Once all parts are computed, merge them into a single GRM file:

fastgxe --process-grm --merge --grm test.agrm --npart 100

Sample Clustering Based on Relatedness #

To group samples such that any pair with an estimated relatedness greater than 0.05 belongs to the same subgroup:

fastgxe --process-grm --group --grm test.agrm --cut-value 0.05 --out test.agrm

3. Genome-Wide GxE Analysis #

Using the previously generated sparse GRM, along with a PLINK binary file and a data file, perform a GxE analysis as follows:

fastgxe --test-gxe --grm test --bfile bed_file --data data_file --trait trait \
--env-int Age:Confide --covar PCA1:PCA5 Sex --out test_gxe

The column trait represents the trait values.
Columns from Age to Confide are considered interacting environmental factors.
Columns PCA1 to PCA5 and Sex are treated as confounding covariates.

Parallel Computation for Large Datasets #

For large datasets, partition the SNPs into 10 parts and compute them in parallel.
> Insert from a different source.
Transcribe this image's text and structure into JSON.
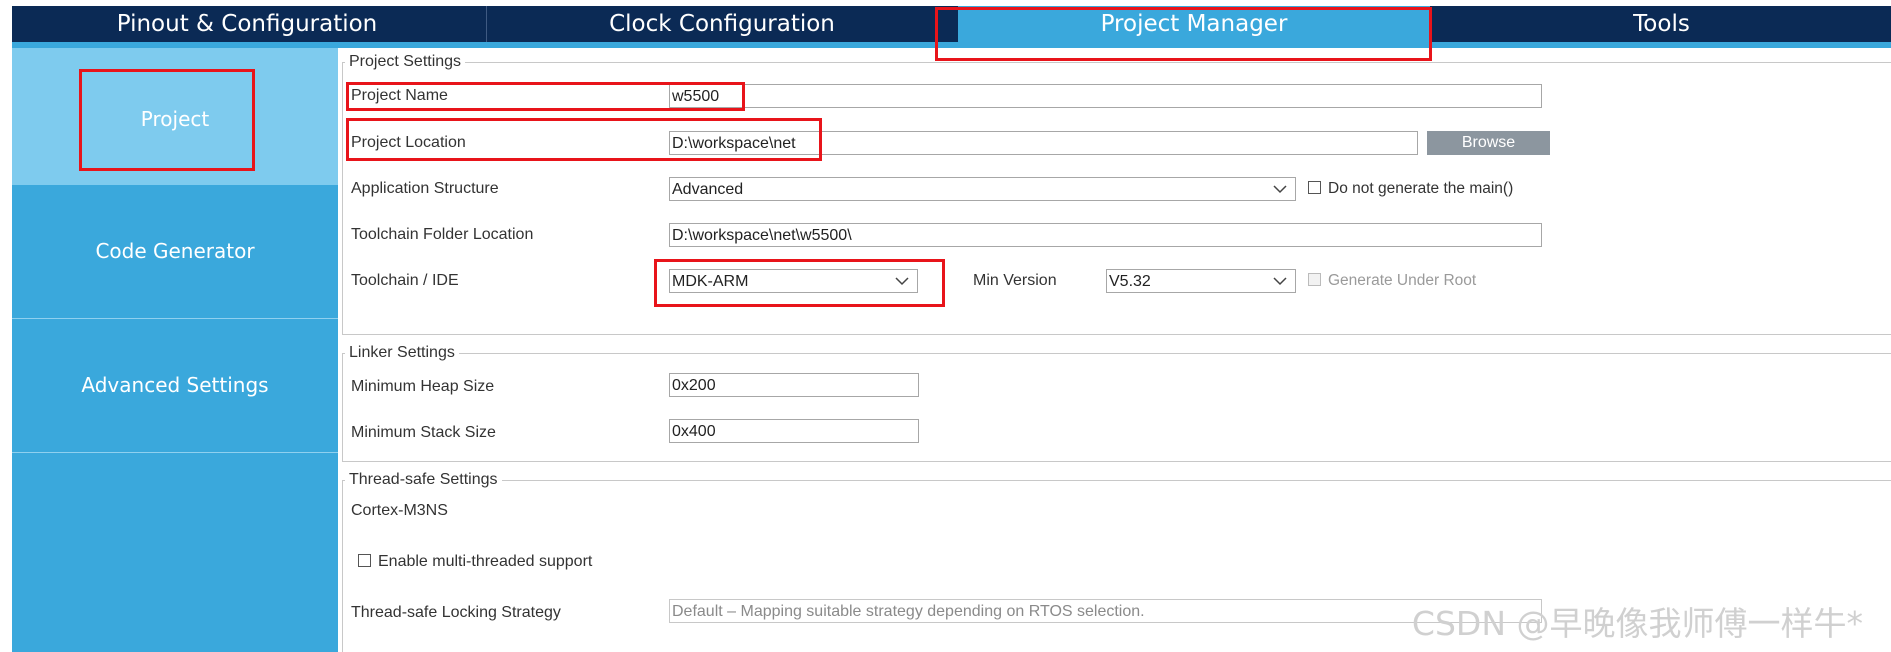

The results can then be merged using a custom Python or R script.

fastgxe --test-gxe --split-task 10 1 --grm test --bfile bed_file --data data_file --trait trait \
--env-int Age:Confide --covar PCA1:PCA5 Sex --out test_gxe 

fastgxe --test-gxe --split-task 10 2 --grm test --bfile bed_file --data data_file --trait trait \
--env-int Age:Confide --covar PCA1:PCA5 Sex --out test_gxe 

...

fastgxe --test-gxe --split-task 10 10 --grm test --bfile bed_file --data data_file --trait trait \
--env-int Age:Confide --covar PCA1:PCA5 Sex --out test_gxe 

Once all tasks are completed, the results can be merged using a custom Python or R script.

4. GxE Heritability Estimation Using the Method of Moments #

To obtain an unbiased estimate of GxE heritability, use the method of moments:

fastgxe --mom --bfile bed_file --data data_file --trait trait \
--env-int Age:Confide --covar PCA1:PCA5 Sex --out test_mom

The column trait represents the trait values.
Columns from Age to Confide are considered interacting environmental factors.
Columns PCA1 to PCA5 and Sex are treated as confounding covariates.
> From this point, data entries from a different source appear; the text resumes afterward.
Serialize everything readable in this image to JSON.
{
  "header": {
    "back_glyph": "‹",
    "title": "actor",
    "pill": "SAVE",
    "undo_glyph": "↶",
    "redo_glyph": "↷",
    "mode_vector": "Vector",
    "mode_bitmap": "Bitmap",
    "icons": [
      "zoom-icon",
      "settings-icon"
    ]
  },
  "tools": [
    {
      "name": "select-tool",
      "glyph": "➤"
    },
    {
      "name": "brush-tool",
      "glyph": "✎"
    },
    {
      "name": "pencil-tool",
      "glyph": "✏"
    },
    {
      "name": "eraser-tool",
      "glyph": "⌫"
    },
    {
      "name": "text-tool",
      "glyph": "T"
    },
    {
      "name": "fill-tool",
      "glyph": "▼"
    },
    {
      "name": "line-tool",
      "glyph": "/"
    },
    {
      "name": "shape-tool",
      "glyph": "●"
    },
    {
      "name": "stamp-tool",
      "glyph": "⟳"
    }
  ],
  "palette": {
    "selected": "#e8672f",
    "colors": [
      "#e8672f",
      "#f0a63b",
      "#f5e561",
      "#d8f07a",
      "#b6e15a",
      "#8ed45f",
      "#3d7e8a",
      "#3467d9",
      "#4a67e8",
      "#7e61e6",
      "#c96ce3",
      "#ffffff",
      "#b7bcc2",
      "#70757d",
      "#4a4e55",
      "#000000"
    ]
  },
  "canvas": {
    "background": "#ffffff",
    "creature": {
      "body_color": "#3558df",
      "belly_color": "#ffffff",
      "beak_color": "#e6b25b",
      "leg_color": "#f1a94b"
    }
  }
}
This approach ensures an unbiased estimation of GxE heritability using the method of moments.

5. Identifying Environmental Factors Driving GxE #

Once GxE genomic loci are identified, the environmental factors driving the GxE effect of the lead SNP can be determined using mmSuSiE.

fastgxe --mmsusie --bfile bed_file --snp-focus snp_name --data data_file --trait trait \
--env-int Age:Confide --covar PCA1:PCA5 Sex --out test_mmsusie

snp_name refers to the lead SNP identified in the GxE analysis.
The column trait represents the trait values.
Columns from Age to Confide are treated as interacting environmental factors.
Columns PCA1 to PCA5 and Sex are considered confounding covariates.

This approach helps pinpoint the environmental factors driving the GxE effect of the lead SNP.